Belgique Un criminel albanais a échappé in extremis à une longue incarcération car il était en séjour illégal.

C’est, au minimum, un malheureux concours de circonstances. Et, au pire, une faille à corriger au plus vite. La conséquence en est qu’un dangereux criminel, qui aurait eu sa place en prison, a été expulsé, vers son pays natal, l’Albanie, où il y coulerait des jours heureux.

Le lièvre, si l’on peut dire, a été débusqué par La Dernière Heure après la mise à jour la semaine dernière de la liste des “Most Wanted”, les criminels les plus recherchés.

Safet Rustemi, un Albanais de 33 ans, y figure. Or, s’il n’est pas derrière les barreaux, c’est parce la Belgique l’a expulsé en juin 2017.

Safet Rustemi avait pourtant été condamné le 25 janvier 2017 à neuf ans de prison par la cour d’appel de Bruxelles dans le cadre d’un dossier de proxénétisme et extorsion. Il faisait partie d’un clan, dirigé par un de ses frères, qui avait tenté de faire main basse sur le quartier de prostitution de l’Alhambra à Bruxelles. Après avoir sévi en Albanie, le clan s’était rabattu sur la Belgique.

L’arrestation immédiate de Safet Rustemi n’avait pas été ordonnée car il avait assisté à toutes les audiences. Son avocat avait introduit un pourvoi en cassation, arguant d’une erreur sur la date de naissance.

Libéré sous caution

Safet Rustemi ne s’était pas rangé pour autant : en mai 2017, il était arrêté dans le cadre d’un trafic de cocaïne. La chambre des mises en accusation l’a libéré sous caution. Elle a été fixée le montant à 25 000 euros.

Safet Rustemi s’est empressé de payer. L’administration pénitentiaire a demandé à l’Office des étrangers quel devait être son sort car il n’était pas en ordre de séjour. L’Office des étrangers a décidé, vu qu’il s’agissait d’un délinquant qui avait déjà reçu un ordre de quitter le territoire, de l’expulser. Il a d’abord été placé en centre fermé avant qu’il n’y ait une place sur un vol Bruxelles-Tirana.
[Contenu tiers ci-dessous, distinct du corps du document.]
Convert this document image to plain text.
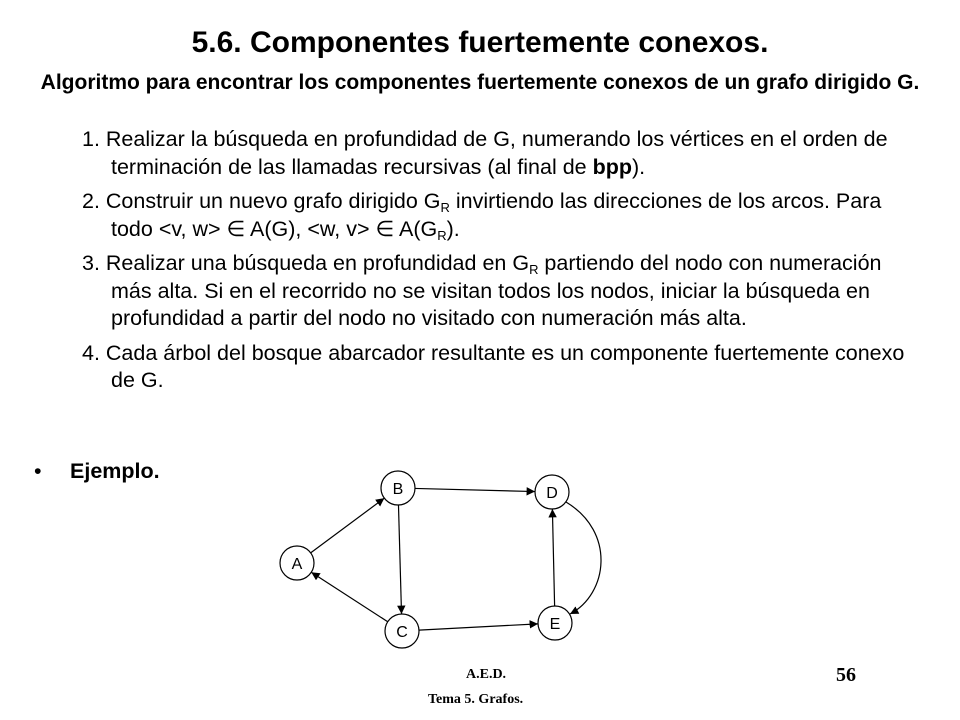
5.6. Componentes fuertemente conexos.

Algoritmo para encontrar los componentes fuertemente conexos de un grafo dirigido G.

1. Realizar la búsqueda en profundidad de G, numerando los vértices en el orden de terminación de las llamadas recursivas (al final de bpp).
2. Construir un nuevo grafo dirigido $G_R$ invirtiendo las direcciones de los arcos. Para todo <v, w> ∈ A(G), <w, v> ∈ $A(G_R)$.
3. Realizar una búsqueda en profundidad en $G_R$ partiendo del nodo con numeración más alta. Si en el recorrido no se visitan todos los nodos, iniciar la búsqueda en profundidad a partir del nodo no visitado con numeración más alta.
4. Cada árbol del bosque abarcador resultante es un componente fuertemente conexo de G.
• Ejemplo.
A
B
C
D
E
A.E.D.
Tema 5. Grafos.
56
L’Office des étrangers n’a en effet accès qu’au casier judiciaire et non aux banques de données policières. Vu que le pourvoi en cassation de Rustemi était toujours à l’examen, la condamnation de janvier 2017 n’y était pas répertoriée. Le secrétaire d'Etat à l'Asile et la Migration, Theo Francken, a pour sa part rejeté la responsabilité de cette expulsion sur la justice et la police qui n'ont pas signalé à ses services une nouvelle condamnation de l'individu. “Nos services ont suivi toutes les procédures”, s’est-il défendu mercredi.

Depuis lors, Safet Rustemi a été condamné par défaut en février dernier à deux peines distinctes de huit ans et cinq ans dans les dossiers de trafic de cocaïne qui lui avait valu son arrestation en mai 2017.

Il apparaît que d’Albanie, il continue à gérer ces trafics en Belgique. Ce qui justifie d’autant plus son placement sur la liste des “Most Wanted”. Ce qui, en retour, met la pression sur les autorités albanaises pour qu’elles se décident à intercepter Rustemi.


"L'obsession de Francken pour les expulsions met notre sécurité en danger", juge Ecolo

"L'obsession de Theo Francken d'expulser le plus rapidement possible les personnes sans titre de séjour, même lorsqu'il s'agit de criminels plusieurs fois condamnés en Belgique, met la sécurité des Belges en danger", a estimé mercredi le député fédéral Benoît Hellings (Ecolo)

D'après l'écologiste BenoÎt Hellings, le gouvernement fédéral fait toutefois fausse route avec sa politique systématique d'expulsions. "Expulser des criminels hors de nos frontières est totalement irresponsable. Cet homme a été condamné plusieurs fois en Belgique. L'envoyer en Albanie revient à détourner les yeux des problèmes qu'il pose en espérant qu'ils disparaissent comme par magie. Or, ce n'est pas ça qui se passe, ces criminels ont tous les moyens d'entretenir leurs réseaux à distance, voire de revenir discrètement en Belgique. En aucun cas, cette façon de faire ne protège la population belge des agissements de ces personnes dangereuses", estime-t-il.